Inglis, Eliza née Scholefield, fl. 1826—1837
Much of what is known about Eliza Inglis is at present conjectural. The Leeds Mercury contains a notice of her marriage to the journalist and writer, Henry David Inglis (1795-1835; ODNB), on 27 April 1826 at Leeds. She is identified as ‘Miss Scholefield, of Carr-Place’, and could be the daughter of (or related to) the solicitor, Thomas Scholefield, who resided at 6 Carr Place at that time (Parson 111).
After her marriage, Eliza Inglis resided with her husband chiefly in Chesterfield, Derbyshire, where he edited the Chesterfield Gazette while writing books based on the travels of his earlier youth. Whether she accompanied him on his renewed travels from the spring of 1830 is another matter of conjecture, but if so she would have toured France, Switzerland, the Pyrenees, and Spain over the next year and a half. From 1832 to 1834, they were settled in the Channel Islands, where Henry David Inglis resumed his journalistic career, editing the Jersey British Critic. A likely relation of Eliza Inglis and former president of the Royal Medical Society of Edinburgh, Matthew Scholefield, M.D., also resided on Jersey at this time and maintained a medical practice there. Scholefield contributed a chapter to H.D. Inglis’s The Channel Islands (1834) and, with one Sarah Scholefield, was witness to Inglis’s last will and testament in February 1835.
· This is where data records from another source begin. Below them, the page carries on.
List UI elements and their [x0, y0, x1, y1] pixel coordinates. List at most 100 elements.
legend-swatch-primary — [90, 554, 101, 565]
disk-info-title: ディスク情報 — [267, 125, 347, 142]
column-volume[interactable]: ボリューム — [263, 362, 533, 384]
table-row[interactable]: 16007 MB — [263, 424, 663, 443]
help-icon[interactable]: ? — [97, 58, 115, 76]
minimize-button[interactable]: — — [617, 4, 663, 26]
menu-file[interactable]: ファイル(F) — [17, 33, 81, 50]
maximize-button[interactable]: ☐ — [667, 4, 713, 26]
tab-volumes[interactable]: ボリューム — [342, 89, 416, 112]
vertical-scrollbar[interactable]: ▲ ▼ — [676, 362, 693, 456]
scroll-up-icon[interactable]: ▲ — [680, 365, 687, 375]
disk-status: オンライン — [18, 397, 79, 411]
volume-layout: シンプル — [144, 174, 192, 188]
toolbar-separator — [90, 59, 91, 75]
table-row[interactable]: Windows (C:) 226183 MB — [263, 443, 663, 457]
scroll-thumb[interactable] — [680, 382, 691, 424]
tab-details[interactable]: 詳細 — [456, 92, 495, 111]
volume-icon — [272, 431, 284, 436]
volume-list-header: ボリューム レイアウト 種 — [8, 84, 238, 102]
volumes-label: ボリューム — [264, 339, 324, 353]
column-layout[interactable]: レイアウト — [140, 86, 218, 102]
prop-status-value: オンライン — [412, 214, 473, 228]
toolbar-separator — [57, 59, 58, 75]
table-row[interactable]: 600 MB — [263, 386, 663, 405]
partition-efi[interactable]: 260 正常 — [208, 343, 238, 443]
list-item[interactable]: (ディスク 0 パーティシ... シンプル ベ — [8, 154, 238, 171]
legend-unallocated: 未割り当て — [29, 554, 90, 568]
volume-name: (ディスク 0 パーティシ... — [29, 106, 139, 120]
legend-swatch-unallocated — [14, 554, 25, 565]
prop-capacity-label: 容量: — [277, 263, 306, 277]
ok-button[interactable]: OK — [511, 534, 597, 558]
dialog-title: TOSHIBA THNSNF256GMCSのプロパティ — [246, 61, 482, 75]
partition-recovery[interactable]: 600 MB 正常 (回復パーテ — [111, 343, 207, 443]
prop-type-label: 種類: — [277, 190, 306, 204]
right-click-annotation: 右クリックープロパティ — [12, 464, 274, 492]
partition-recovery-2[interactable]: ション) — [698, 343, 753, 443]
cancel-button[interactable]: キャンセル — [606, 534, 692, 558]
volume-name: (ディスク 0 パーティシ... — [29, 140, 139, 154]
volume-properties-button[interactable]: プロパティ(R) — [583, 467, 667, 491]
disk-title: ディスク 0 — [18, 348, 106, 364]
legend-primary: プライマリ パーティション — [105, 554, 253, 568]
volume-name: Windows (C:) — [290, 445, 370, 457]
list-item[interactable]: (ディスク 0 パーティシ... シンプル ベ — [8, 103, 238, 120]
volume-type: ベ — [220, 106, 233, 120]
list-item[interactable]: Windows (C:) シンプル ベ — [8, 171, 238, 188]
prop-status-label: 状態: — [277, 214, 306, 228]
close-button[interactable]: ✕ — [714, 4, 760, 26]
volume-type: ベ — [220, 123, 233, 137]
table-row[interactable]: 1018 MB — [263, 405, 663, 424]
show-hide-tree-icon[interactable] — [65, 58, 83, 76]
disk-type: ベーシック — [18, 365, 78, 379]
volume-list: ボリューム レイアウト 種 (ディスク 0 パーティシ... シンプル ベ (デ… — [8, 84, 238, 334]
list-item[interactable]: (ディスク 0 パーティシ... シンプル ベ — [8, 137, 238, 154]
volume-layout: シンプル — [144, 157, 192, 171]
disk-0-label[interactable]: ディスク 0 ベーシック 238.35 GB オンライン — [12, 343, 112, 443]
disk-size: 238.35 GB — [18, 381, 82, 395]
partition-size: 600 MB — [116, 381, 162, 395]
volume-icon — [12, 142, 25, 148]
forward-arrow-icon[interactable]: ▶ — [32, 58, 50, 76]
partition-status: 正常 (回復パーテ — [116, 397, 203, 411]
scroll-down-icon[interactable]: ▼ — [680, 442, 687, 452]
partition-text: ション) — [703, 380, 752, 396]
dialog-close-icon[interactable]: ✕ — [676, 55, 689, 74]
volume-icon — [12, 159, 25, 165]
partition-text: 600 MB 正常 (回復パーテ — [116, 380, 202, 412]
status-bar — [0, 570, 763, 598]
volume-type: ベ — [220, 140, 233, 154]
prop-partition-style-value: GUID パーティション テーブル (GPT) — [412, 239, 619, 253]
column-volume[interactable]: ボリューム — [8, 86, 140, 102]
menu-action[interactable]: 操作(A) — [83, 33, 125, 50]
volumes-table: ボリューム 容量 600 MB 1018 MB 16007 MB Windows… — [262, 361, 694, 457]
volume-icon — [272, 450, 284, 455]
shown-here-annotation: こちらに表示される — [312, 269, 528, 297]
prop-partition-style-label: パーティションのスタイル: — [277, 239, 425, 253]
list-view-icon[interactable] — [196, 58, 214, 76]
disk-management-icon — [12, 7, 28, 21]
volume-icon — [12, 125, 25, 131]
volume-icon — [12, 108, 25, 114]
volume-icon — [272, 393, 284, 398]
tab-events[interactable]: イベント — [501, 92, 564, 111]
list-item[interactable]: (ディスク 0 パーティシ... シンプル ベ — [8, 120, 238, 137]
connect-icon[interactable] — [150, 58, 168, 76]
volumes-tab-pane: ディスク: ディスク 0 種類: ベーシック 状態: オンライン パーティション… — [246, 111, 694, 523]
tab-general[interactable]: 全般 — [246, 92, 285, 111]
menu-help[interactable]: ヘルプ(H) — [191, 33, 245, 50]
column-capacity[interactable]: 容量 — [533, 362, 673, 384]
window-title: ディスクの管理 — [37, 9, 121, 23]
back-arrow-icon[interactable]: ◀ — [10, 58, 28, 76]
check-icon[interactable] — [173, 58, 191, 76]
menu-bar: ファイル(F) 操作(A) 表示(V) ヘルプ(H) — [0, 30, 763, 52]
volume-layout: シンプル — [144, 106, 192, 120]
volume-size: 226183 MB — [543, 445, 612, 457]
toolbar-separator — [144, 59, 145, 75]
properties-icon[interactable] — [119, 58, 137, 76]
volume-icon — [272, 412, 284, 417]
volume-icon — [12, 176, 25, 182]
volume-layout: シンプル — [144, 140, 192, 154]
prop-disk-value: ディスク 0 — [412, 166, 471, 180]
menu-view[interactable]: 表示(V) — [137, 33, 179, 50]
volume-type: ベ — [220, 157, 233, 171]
In summer 1834, the Inglises toured Ireland, as H.D. Inglis acknowledged in his Journey throughout Ireland (1834): ‘In most of my voyages of discovery, among the mountains and valleys, as well as in the suburbs of the towns, I was accompanied by my wife’ (2: 290-91). The pace of work in publishing this volume must have been frenetic and some put his early death on 20 March 1835 down to this (Sydney). Eliza Inglis next appears as the self-effacing editor of her husband’s last work, Rambles in the Footsteps of Don Quixote (1837), a blend of factual material from Spain in 1830 within a fictional frame. The illustrator of the volumes, George Cruikshank, corresponded with Eliza Inglis, at first mistaking her for ‘The Authoress’ (Patten 544n106).
After the publication of Rambles, Eliza Inglis fades into obscurity.
Inglis, Henry David. A Journey throughout Ireland, during the Spring, Summer, and Autumn of 1834. 2 vols. London: Whittaker & Co., 1834. Print.
The Leeds Mercury, no. 3173 (Sat., 6 May 1826). Gale Databases: British Library Newspapers, Part I: 1800-1900. Web. 26 May 2020.
Parson, William, comp. General and Commercial Directory of the Borough of Leeds. Leeds: Printed and Published at the Mercury-Office, by Edward Baines, 1826. Print.
Patten, Robert L. George Cruikshank’s Life, Times, and Art. 2 vols. New Brunswick, NJ: Rutgers University Press, 1992. Print.
Sydney, W. C., and Elizabeth Baigent. ‘Inglis, Henry David (1795-1835), traveller and writer’. Oxford Dictionary of National Biography. 27 May 2010. Oxford University Press. Web. 26 May 2020. https://doi.org/10.1093/ref:odnb/14400
‘Will of Henry David Inglis, Gentleman of London’. PROB 11/1846/479. Natl. Archives, London.